Apple May Be Forced to Hand Over Entire iOS Source Code to FBI
The US Justice Department has a “cheaper” alternative that would exempt Apple from the “unduly burdensome” assistance the court and the FBI wants from the company based on the All Writs Act. You may recall from earlier reports that the FBI wants Apple to develop software (Apple calls it GovtOS and claims it would weaken the security of iOS) in order to get risk-free access to the iPhone used by one of the San Bernardino shooters (via the Guardian).
In its formal rebuttal to Apple, the DOJ wrote that the “FBI cannot itself modify the software” on the seized iPhone. To do that, it needs the source code and Apple’s private electronic signature.
“The government did not seek to compel Apple to turn those over because it believed such a request would be less palatable to Apple. If Apple would prefer that course, however, that may provide an alternative that requires less labour by Apple programmers.”

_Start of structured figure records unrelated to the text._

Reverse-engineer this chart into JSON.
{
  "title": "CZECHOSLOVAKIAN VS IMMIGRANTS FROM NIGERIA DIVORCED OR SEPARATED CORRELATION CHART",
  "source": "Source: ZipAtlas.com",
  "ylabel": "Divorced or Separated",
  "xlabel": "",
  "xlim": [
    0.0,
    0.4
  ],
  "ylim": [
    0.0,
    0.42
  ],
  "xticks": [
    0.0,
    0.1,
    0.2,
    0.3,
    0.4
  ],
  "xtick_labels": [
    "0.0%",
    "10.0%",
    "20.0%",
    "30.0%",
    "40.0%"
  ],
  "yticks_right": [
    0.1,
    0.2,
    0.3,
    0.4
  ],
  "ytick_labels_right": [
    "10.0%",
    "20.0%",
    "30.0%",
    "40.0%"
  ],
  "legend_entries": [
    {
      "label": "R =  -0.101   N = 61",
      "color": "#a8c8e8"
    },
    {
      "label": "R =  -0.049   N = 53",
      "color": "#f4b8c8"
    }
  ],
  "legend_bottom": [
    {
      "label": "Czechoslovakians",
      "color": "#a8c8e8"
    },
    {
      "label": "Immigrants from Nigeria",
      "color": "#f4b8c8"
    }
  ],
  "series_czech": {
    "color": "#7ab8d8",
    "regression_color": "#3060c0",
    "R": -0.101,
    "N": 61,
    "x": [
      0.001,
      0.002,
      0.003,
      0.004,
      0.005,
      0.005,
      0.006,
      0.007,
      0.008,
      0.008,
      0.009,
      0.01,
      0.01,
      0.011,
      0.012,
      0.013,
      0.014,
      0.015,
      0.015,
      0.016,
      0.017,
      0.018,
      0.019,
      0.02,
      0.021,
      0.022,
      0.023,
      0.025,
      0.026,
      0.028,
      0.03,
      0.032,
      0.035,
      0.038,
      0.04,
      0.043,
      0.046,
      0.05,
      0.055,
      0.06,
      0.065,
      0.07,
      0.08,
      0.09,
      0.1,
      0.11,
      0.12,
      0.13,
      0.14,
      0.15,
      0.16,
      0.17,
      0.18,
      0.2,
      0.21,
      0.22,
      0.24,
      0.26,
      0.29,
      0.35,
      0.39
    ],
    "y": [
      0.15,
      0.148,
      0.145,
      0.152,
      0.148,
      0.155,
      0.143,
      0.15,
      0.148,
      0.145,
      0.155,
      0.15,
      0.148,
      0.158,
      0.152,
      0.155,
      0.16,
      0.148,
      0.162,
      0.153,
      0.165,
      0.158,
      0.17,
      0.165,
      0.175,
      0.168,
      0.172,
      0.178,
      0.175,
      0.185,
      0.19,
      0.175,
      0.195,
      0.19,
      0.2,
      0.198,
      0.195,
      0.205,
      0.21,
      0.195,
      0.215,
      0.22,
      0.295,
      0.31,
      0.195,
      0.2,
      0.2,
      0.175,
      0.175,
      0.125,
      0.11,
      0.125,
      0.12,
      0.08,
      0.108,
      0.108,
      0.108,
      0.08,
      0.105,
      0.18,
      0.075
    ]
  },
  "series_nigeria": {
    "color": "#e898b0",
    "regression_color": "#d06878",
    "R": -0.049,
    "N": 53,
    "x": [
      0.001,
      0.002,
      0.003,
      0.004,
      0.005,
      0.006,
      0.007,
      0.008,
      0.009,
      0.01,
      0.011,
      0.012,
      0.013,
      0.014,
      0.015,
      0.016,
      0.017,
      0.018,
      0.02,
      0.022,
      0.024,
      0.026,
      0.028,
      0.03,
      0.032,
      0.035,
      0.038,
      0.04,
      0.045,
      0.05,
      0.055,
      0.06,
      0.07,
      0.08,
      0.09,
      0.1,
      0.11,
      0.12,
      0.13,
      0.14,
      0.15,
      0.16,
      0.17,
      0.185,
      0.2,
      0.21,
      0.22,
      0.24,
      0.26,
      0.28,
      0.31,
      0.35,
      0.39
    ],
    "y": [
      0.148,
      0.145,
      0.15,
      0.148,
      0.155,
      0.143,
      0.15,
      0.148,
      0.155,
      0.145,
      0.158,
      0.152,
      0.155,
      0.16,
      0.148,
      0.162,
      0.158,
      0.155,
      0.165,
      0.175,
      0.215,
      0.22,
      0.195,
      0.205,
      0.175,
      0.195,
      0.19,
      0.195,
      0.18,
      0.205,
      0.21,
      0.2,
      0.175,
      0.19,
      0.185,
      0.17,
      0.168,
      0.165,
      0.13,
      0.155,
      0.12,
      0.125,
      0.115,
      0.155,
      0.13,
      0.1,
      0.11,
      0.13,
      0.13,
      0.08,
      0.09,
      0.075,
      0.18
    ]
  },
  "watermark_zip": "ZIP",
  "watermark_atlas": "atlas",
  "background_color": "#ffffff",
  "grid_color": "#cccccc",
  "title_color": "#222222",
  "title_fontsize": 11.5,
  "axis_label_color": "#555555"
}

That’s a rather interesting alternative, because it would give the FBI the ability to write a version of iOS which could modify Syed Farook’s iPhone. But things don’t stop there: With this in hand, the FBI could release software updates that look like real software releases from Apple and perform man-in-the-middle attacks on targeted devices by intercepting the net connection of the device.
The filing cited a precedent set by Lavabit: The FBI attempted to force Lavabit’s owner, Ladar Levison, to hand over the encryption key for his email service so they could monitor emails sent by NSA leaker Edward Snowden. The service abruptly shut down after the owner announced his refusal to become “complicit in crimes against the American people.” Levison was sanctioned for contempt of court as a result.